Grade 12 calculus: derivatives?

What is the equation of the normal to y=(x²+3)/(x+1) at (1,2)?

Answer: x=1

I don't get why x=1 is the normal. I got 0/4 as my derivative for the equation, which means it's 0. Doesn't this mean that the normal of the equation is also 0 as well? :S

Answer 1

Finding the tangent line is easy. The slope of the line is the value of the derivative at the given point (1,2):\[y \prime=[2x(x+1)-(x^2+3)(1)]/(x+1)^2\]So,\[y \prime(1)=4-4/4=0/4=0\]as you said. This is the slope of the tangent line...not the normal line. The normal line is perpendicular to the tangent line. Our tangent is horizontal (it is y=2 actually) so we know that our normal line will be vertical (i.e., will be x=something). We also know that our normal line passes through the given point (1,2).

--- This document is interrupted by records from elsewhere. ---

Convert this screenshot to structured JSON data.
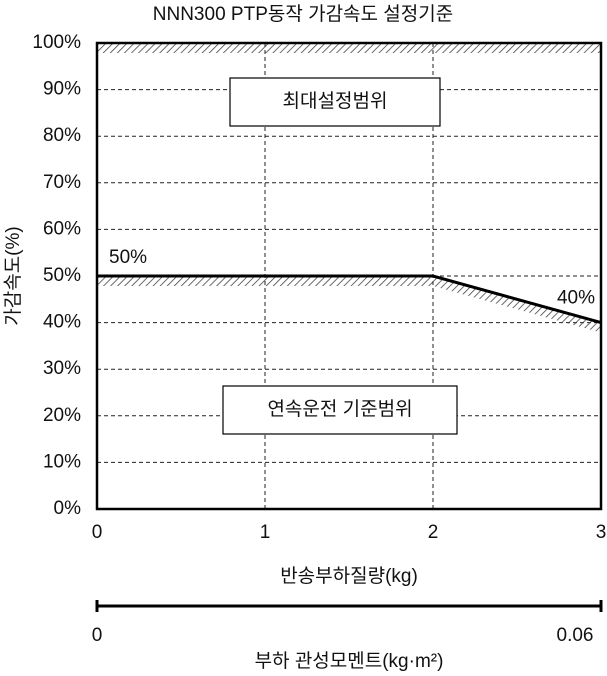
{
  "chart_data": {
    "type": "line",
    "title": "NNN300 PTP동작 가감속도 설정기준",
    "x": [
      0,
      2,
      3
    ],
    "values": [
      50,
      50,
      40
    ],
    "value_labels": [
      "50%",
      null,
      "40%"
    ],
    "color": "#000000",
    "xlim": [
      0,
      3
    ],
    "xticks": [
      0,
      1,
      2,
      3
    ],
    "ylim": [
      0,
      100
    ],
    "yticks": [
      {
        "value": 0,
        "label": "0%"
      },
      {
        "value": 10,
        "label": "10%"
      },
      {
        "value": 20,
        "label": "20%"
      },
      {
        "value": 30,
        "label": "30%"
      },
      {
        "value": 40,
        "label": "40%"
      },
      {
        "value": 50,
        "label": "50%"
      },
      {
        "value": 60,
        "label": "60%"
      },
      {
        "value": 70,
        "label": "70%"
      },
      {
        "value": 80,
        "label": "80%"
      },
      {
        "value": 90,
        "label": "90%"
      },
      {
        "value": 100,
        "label": "100%"
      }
    ],
    "xlabel": "반송부하질량(kg)",
    "ylabel": "가감속도(%)",
    "x2lim": [
      0,
      0.06
    ],
    "x2ticks": [
      0,
      0.06
    ],
    "x2label": "부하 관성모멘트(kg·m²)",
    "annotations": [
      "최대설정범위",
      "연속운전 기준범위"
    ],
    "grid": true
  }
}
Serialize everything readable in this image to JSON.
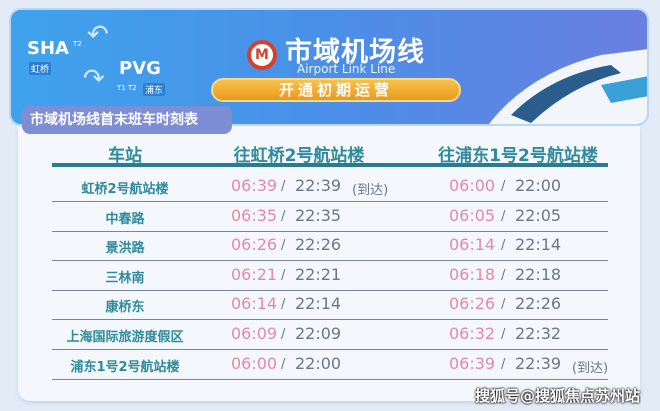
{
  "banner": {
    "sha": "SHA",
    "sha_terminal": "T2",
    "sha_cn": "虹桥",
    "pvg": "PVG",
    "pvg_terminal": "T1 T2",
    "pvg_cn": "浦东",
    "title": "市域机场线",
    "subtitle": "Airport Link Line",
    "status": "开通初期运营"
  },
  "table": {
    "title": "市域机场线首末班车时刻表",
    "headers": [
      "车站",
      "往虹桥2号航站楼",
      "往浦东1号2号航站楼"
    ],
    "rows": [
      {
        "station": "虹桥2号航站楼",
        "a_first": "06:39",
        "a_last": "22:39",
        "a_note": "(到达)",
        "b_first": "06:00",
        "b_last": "22:00",
        "b_note": ""
      },
      {
        "station": "中春路",
        "a_first": "06:35",
        "a_last": "22:35",
        "a_note": "",
        "b_first": "06:05",
        "b_last": "22:05",
        "b_note": ""
      },
      {
        "station": "景洪路",
        "a_first": "06:26",
        "a_last": "22:26",
        "a_note": "",
        "b_first": "06:14",
        "b_last": "22:14",
        "b_note": ""
      },
      {
        "station": "三林南",
        "a_first": "06:21",
        "a_last": "22:21",
        "a_note": "",
        "b_first": "06:18",
        "b_last": "22:18",
        "b_note": ""
      },
      {
        "station": "康桥东",
        "a_first": "06:14",
        "a_last": "22:14",
        "a_note": "",
        "b_first": "06:26",
        "b_last": "22:26",
        "b_note": ""
      },
      {
        "station": "上海国际旅游度假区",
        "a_first": "06:09",
        "a_last": "22:09",
        "a_note": "",
        "b_first": "06:32",
        "b_last": "22:32",
        "b_note": ""
      },
      {
        "station": "浦东1号2号航站楼",
        "a_first": "06:00",
        "a_last": "22:00",
        "a_note": "",
        "b_first": "06:39",
        "b_last": "22:39",
        "b_note": "(到达)"
      }
    ],
    "separator": "/"
  },
  "watermark": "搜狐号@搜狐焦点苏州站",
  "colors": {
    "first_train": "#e38aa8",
    "last_train": "#6c7684",
    "header": "#2e8a9c",
    "status_pill": "#f0a92e"
  }
}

Thus the normal line must be x=1.

Answer 2

as after differentiating y at at (1,2) we get 0 this means our tangent has slope 0. As normal is perpendicular to tangent hence slope of normal is (-1/0). because two perpendicular line's slope product is -1.
hence our normal is passing through (1,2) and has slope (-1/0).
eq.. of normal is y-2=(-1/0)(x-1)
-> 0(y-2)=-1(x-1) cross multiplication
-> 0=-1(x-1)
-> 0=x-1
hence x=1 is our normal line.

Answer 3

Thanks guys!